Colleague: “She forgot the receipt…”

(I came back from my lunch break later to find my workmates looking at the old shoes and looking annoyed and confused. Turns out, they’d managed to find out what the shoes were – they were 17 years old! We figured she’d got them at a charity shop and pulled a fast one on us. She never did come back for her receipts.)

Trying To Shoehorn A Sandal

| Toronto, ON, Canada | Right | September 4, 2015

(A customer walks into the store and starts looking around and picking up shoes.)

Customer: “Excuse me, this sandal is really cute, but I have one question. If I wear it outside is it going to get dirty?”

Me: “The sole of the shoe will definitely get dirty, but typically, yes. Sandals can easily get dirt into them as you walk.”

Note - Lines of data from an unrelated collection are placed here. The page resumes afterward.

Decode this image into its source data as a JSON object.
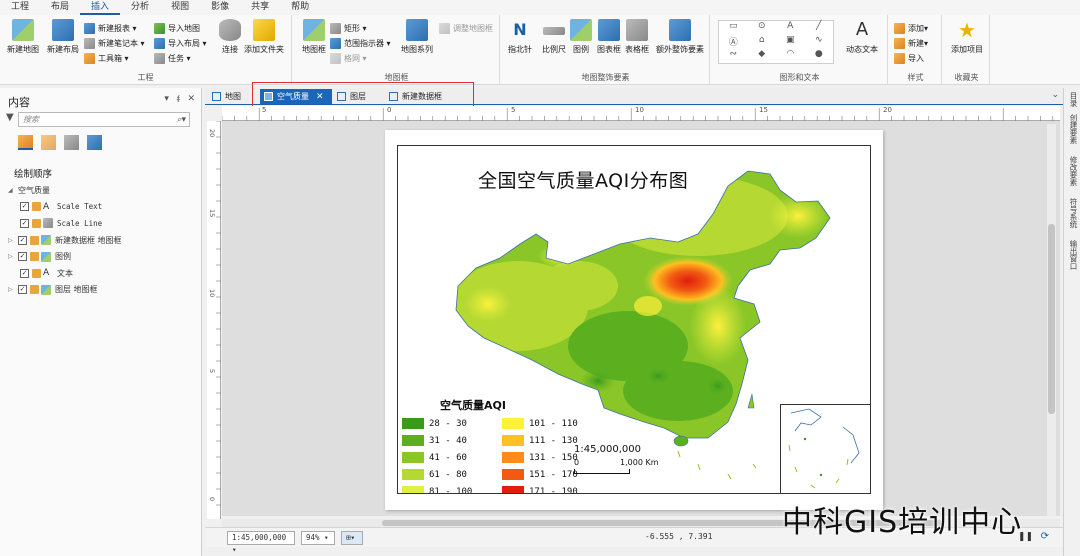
{
  "menu": [
    "工程",
    "布局",
    "插入",
    "分析",
    "视图",
    "影像",
    "共享",
    "帮助"
  ],
  "menu_active": "插入",
  "ribbon": {
    "project": {
      "title": "工程",
      "new_map": "新建地图",
      "new_layout": "新建布局",
      "new_report": "新建报表",
      "new_notebook": "新建笔记本",
      "toolbox": "工具箱",
      "import_map": "导入地图",
      "import_layout": "导入布局",
      "task": "任务",
      "connect": "连接",
      "add_folder": "添加文件夹"
    },
    "map_frame": {
      "title": "地图框",
      "map_frame": "地图框",
      "rectangle": "矩形",
      "extent_indicator": "范围指示器",
      "grid": "格网",
      "map_series": "地图系列",
      "reshape": "调整地图框"
    },
    "surround": {
      "title": "地图整饰要素",
      "north_arrow": "指北针",
      "scale_bar": "比例尺",
      "legend": "图例",
      "chart_frame": "图表框",
      "table_frame": "表格框",
      "extra": "额外整饰要素"
    },
    "graphics": {
      "title": "图形和文本",
      "dynamic_text": "动态文本"
    },
    "styles": {
      "title": "样式",
      "add": "添加",
      "new": "新建",
      "import": "导入"
    },
    "favorites": {
      "title": "收藏夹",
      "add_item": "添加项目"
    }
  },
  "contents": {
    "title": "内容",
    "controls": [
      "▾",
      "ᵮ",
      "✕"
    ],
    "search_placeholder": "搜索",
    "drawing_order": "绘制顺序",
    "layout_name": "空气质量",
    "items": [
      {
        "label": "Scale Text",
        "mono": true
      },
      {
        "label": "Scale Line",
        "mono": true
      },
      {
        "label": "新建数据框  地图框",
        "mono": false
      },
      {
        "label": "图例",
        "mono": false
      },
      {
        "label": "文本",
        "mono": false
      },
      {
        "label": "图层  地图框",
        "mono": false
      }
    ]
  },
  "tabs": [
    {
      "label": "地图",
      "active": false
    },
    {
      "label": "空气质量",
      "active": true
    },
    {
      "label": "图层",
      "active": false
    },
    {
      "label": "新建数据框",
      "active": false
    }
  ],
  "ruler_labels": [
    "5",
    "0",
    "5",
    "10",
    "15",
    "20"
  ],
  "vruler_labels": [
    "20",
    "15",
    "10",
    "5",
    "0"
  ],
  "layout": {
    "title": "全国空气质量AQI分布图",
    "legend_title": "空气质量AQI",
    "legend": [
      {
        "range": "28 - 30",
        "color": "#3a9a1c"
      },
      {
        "range": "31 - 40",
        "color": "#5cb020"
      },
      {
        "range": "41 - 60",
        "color": "#8ac628"
      },
      {
        "range": "61 - 80",
        "color": "#b5d832"
      },
      {
        "range": "81 - 100",
        "color": "#dff040"
      },
      {
        "range": "101 - 110",
        "color": "#fff03a"
      },
      {
        "range": "111 - 130",
        "color": "#ffc020"
      },
      {
        "range": "131 - 150",
        "color": "#ff8c1a"
      },
      {
        "range": "151 - 170",
        "color": "#f25a12"
      },
      {
        "range": "171 - 190",
        "color": "#e01e0e"
      }
    ],
    "scale_text": "1:45,000,000",
    "scale_left": "0",
    "scale_right": "1,000 Km"
  },
  "status": {
    "scale": "1:45,000,000",
    "zoom": "94%",
    "coords": "-6.555 , 7.391"
  },
  "right_tabs": [
    "目录",
    "创建要素",
    "修改要素",
    "符号系统",
    "输出窗口"
  ],
  "watermark": "中科GIS培训中心"
}
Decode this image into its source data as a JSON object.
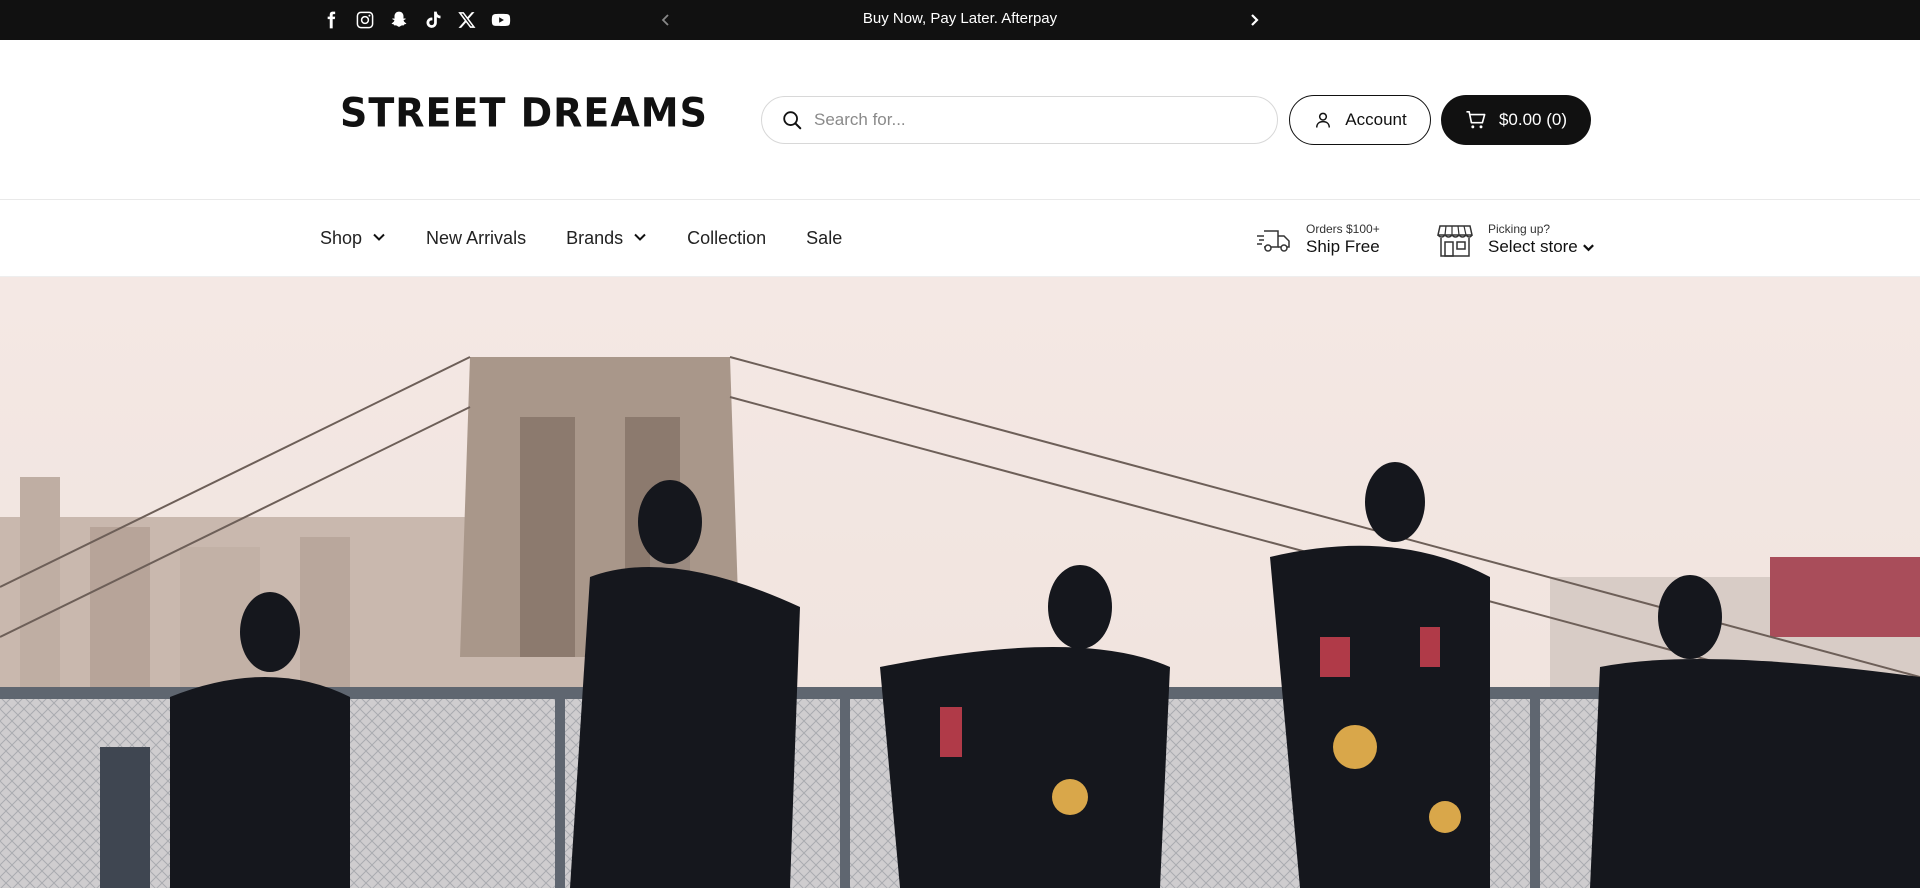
{
  "topbar": {
    "socials": [
      {
        "icon": "facebook-icon"
      },
      {
        "icon": "instagram-icon"
      },
      {
        "icon": "snapchat-icon"
      },
      {
        "icon": "tiktok-icon"
      },
      {
        "icon": "x-twitter-icon"
      },
      {
        "icon": "youtube-icon"
      }
    ],
    "announcement": "Buy Now, Pay Later. Afterpay"
  },
  "header": {
    "logo": "STREET DREAMS",
    "search_placeholder": "Search for...",
    "account_label": "Account",
    "cart_label": "$0.00 (0)"
  },
  "nav": {
    "items": [
      {
        "label": "Shop",
        "has_dropdown": true
      },
      {
        "label": "New Arrivals",
        "has_dropdown": false
      },
      {
        "label": "Brands",
        "has_dropdown": true
      },
      {
        "label": "Collection",
        "has_dropdown": false
      },
      {
        "label": "Sale",
        "has_dropdown": false
      }
    ],
    "shipping": {
      "small": "Orders $100+",
      "big": "Ship Free"
    },
    "store": {
      "small": "Picking up?",
      "big": "Select store"
    }
  },
  "colors": {
    "topbar_bg": "#111111",
    "cart_bg": "#111111",
    "hero_sky": "#f3e6e2"
  }
}
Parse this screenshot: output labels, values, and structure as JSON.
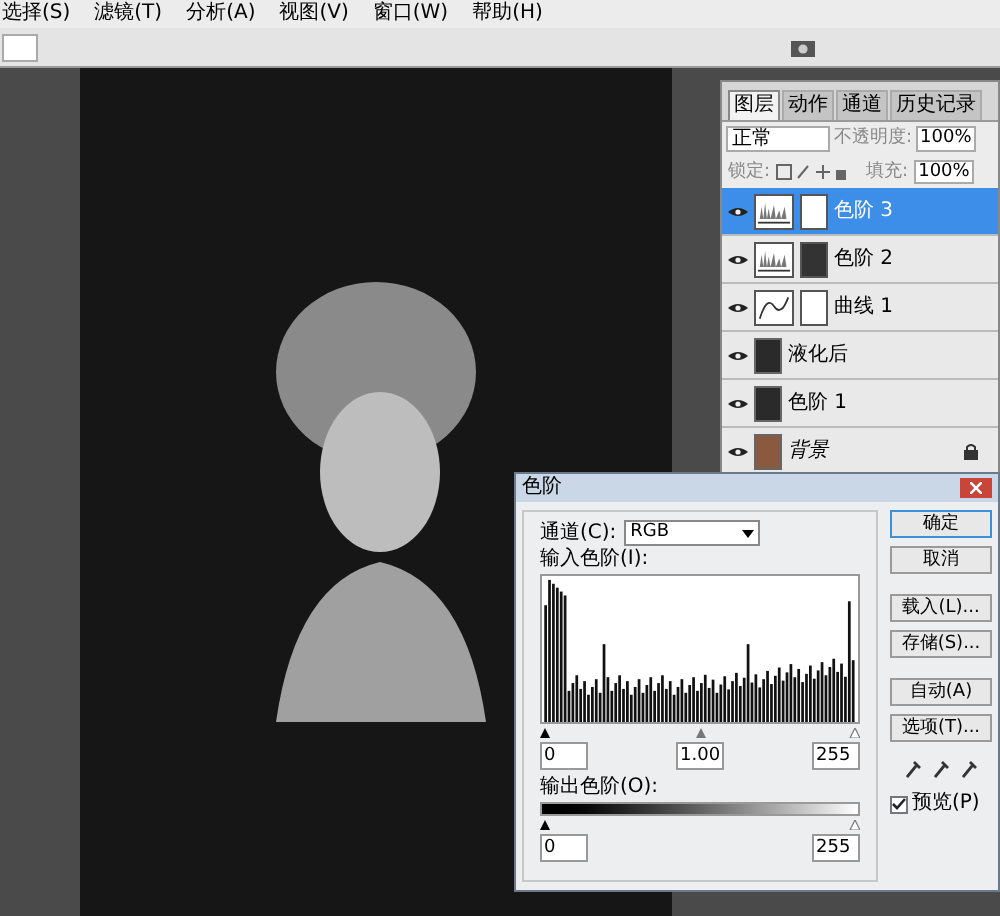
{
  "menu_bar": {
    "items": [
      "选择(S)",
      "滤镜(T)",
      "分析(A)",
      "视图(V)",
      "窗口(W)",
      "帮助(H)"
    ]
  },
  "layers_panel": {
    "tabs": [
      {
        "label": "图层",
        "selected": true
      },
      {
        "label": "动作",
        "selected": false
      },
      {
        "label": "通道",
        "selected": false
      },
      {
        "label": "历史记录",
        "selected": false
      }
    ],
    "blend_mode": "正常",
    "opacity_label": "不透明度:",
    "opacity": "100%",
    "lock_label": "锁定:",
    "fill_label": "填充:",
    "fill": "100%",
    "layers": [
      {
        "name": "色阶 3",
        "kind": "levels",
        "mask": {
          "kind": "blank"
        },
        "selected": true,
        "locked": false
      },
      {
        "name": "色阶 2",
        "kind": "levels",
        "mask": {
          "kind": "photo"
        },
        "selected": false,
        "locked": false
      },
      {
        "name": "曲线 1",
        "kind": "curves",
        "mask": {
          "kind": "blank"
        },
        "selected": false,
        "locked": false
      },
      {
        "name": "液化后",
        "kind": "pixel",
        "selected": false,
        "locked": false
      },
      {
        "name": "色阶 1",
        "kind": "pixel",
        "selected": false,
        "locked": false
      },
      {
        "name": "背景",
        "kind": "background",
        "selected": false,
        "locked": true
      }
    ]
  },
  "levels_dialog": {
    "title": "色阶",
    "channel_label": "通道(C):",
    "channel": "RGB",
    "input_label": "输入色阶(I):",
    "input_values": [
      "0",
      "1.00",
      "255"
    ],
    "output_label": "输出色阶(O):",
    "output_values": [
      "0",
      "255"
    ],
    "buttons": [
      {
        "label": "确定",
        "default": true
      },
      {
        "label": "取消",
        "default": false
      },
      {
        "label": "载入(L)...",
        "default": false
      },
      {
        "label": "存储(S)...",
        "default": false
      },
      {
        "label": "自动(A)",
        "default": false
      },
      {
        "label": "选项(T)...",
        "default": false
      }
    ],
    "preview": {
      "label": "预览(P)",
      "checked": true
    }
  }
}
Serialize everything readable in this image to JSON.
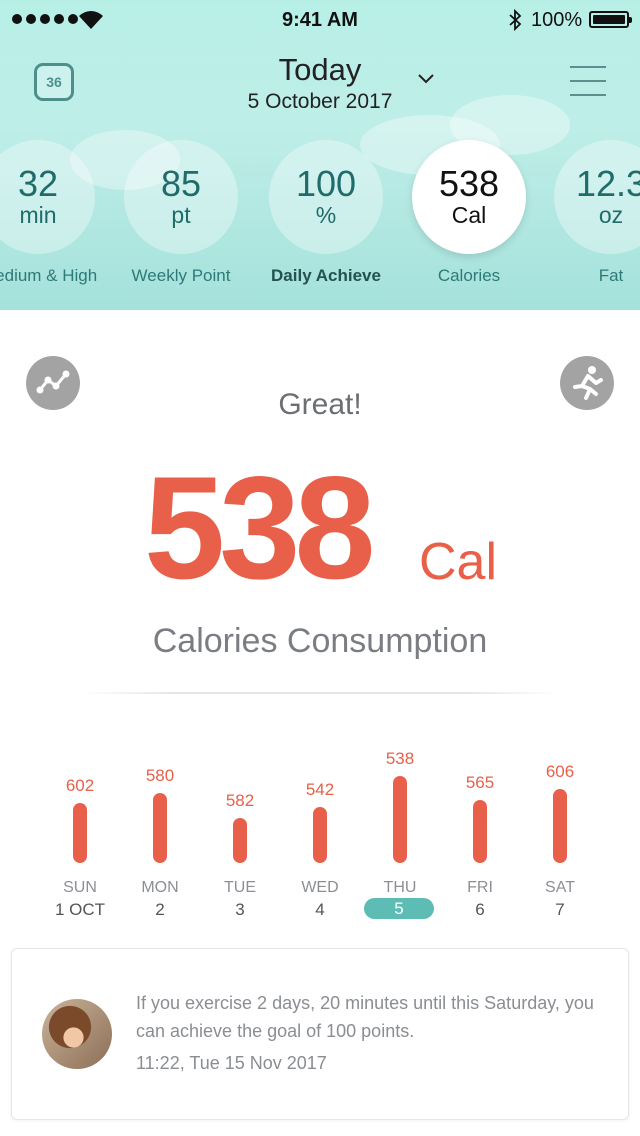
{
  "status_bar": {
    "time": "9:41 AM",
    "battery": "100%"
  },
  "header": {
    "badge": "36",
    "title": "Today",
    "date": "5 October 2017"
  },
  "metrics": [
    {
      "value": "32",
      "unit": "min",
      "label": "Medium & High"
    },
    {
      "value": "85",
      "unit": "pt",
      "label": "Weekly Point"
    },
    {
      "value": "100",
      "unit": "%",
      "label": "Daily Achieve"
    },
    {
      "value": "538",
      "unit": "Cal",
      "label": "Calories"
    },
    {
      "value": "12.3",
      "unit": "oz",
      "label": "Fat"
    }
  ],
  "summary": {
    "rating": "Great!",
    "value": "538",
    "unit": "Cal",
    "caption": "Calories Consumption"
  },
  "chart_data": {
    "type": "bar",
    "categories": [
      "SUN 1 OCT",
      "MON 2",
      "TUE 3",
      "WED 4",
      "THU 5",
      "FRI 6",
      "SAT 7"
    ],
    "values": [
      602,
      580,
      582,
      542,
      538,
      565,
      606
    ],
    "days": [
      {
        "name": "SUN",
        "date": "1 OCT",
        "value": "602"
      },
      {
        "name": "MON",
        "date": "2",
        "value": "580"
      },
      {
        "name": "TUE",
        "date": "3",
        "value": "582"
      },
      {
        "name": "WED",
        "date": "4",
        "value": "542"
      },
      {
        "name": "THU",
        "date": "5",
        "value": "538"
      },
      {
        "name": "FRI",
        "date": "6",
        "value": "565"
      },
      {
        "name": "SAT",
        "date": "7",
        "value": "606"
      }
    ],
    "selected_index": 4,
    "bar_color": "#e8604a"
  },
  "notification": {
    "message": "If you exercise 2 days, 20 minutes until this Saturday, you can achieve the goal of 100 points.",
    "timestamp": "11:22, Tue 15 Nov 2017"
  },
  "colors": {
    "accent": "#e8604a",
    "teal": "#5dbcb3",
    "header_bg": "#b7efe7"
  },
  "icons": {
    "left_button": "trend-line-icon",
    "right_button": "running-person-icon"
  }
}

Customer: “Well, I want a sandal that doesn’t get dirt inside.”

Me: “So you mean a shoe?”

Customer: “NO. A sandal that won’t get dirt inside it. Why would I want dirty sandals?”

Me: “I don’t think we have anything that fits that description.”

Customer: “What kind of shoe store are you? Selling people sandals that get dirty?!”

(The customer grabs a shoe of a display.)

Customer: “See this is what I mean. This is perfect.”

Me: “That is a shoe.”

Customer: “I don’t understand why you are being so difficult.”

The Color Of Stupid

| LA, USA | Right | August 4, 2015

(I work at a popular shoe store chain. It’s a busy Friday afternoon and I’m in the middle of the floor prepping shoes to go out when a customer and her daughter come in. Both are on the phone. We’re all black.)

Me: “Hi! Welcome to [Store].”

(The customers don’t acknowledge me and I don’t think much of it and just continue to greet other people.)

Customer: *walks up to me a few minutes later* “I just want to give you some advice as a young woman.”

Me: “Okay?”

Customer: “I’ve been in this store for five minutes and you haven’t said a word to me but I’ve watched you say hello to all the white customers.”

Me: “Actually, I did greet you when you walked in but I guess you didn’t hear me.”

Customer: “No. No, you didn’t. My daughter was right there and she didn’t hear you say a thing. That’s very sad that young black people feel that the white customers are more important than the black ones. My money is just as green as theirs and it spends the same.”

Customer’s Daughter: “Self hate is what they call it.”

Me: “Again, I did greet you and your daughter when you walked in. However, you were both on the phone, so that’s probably why you missed it. Sorry about that.”

Customer: “Don’t try to lie about it now. We both know the truth. But don’t worry. I’m not offended, but the next person might be. And now that I know how I’ll be treated I won’t be shopping here again.”

(The customer throws the items she had on the floor and storms out.)

Other Customer: “I’m so sorry you have to deal with stupid people, hun.”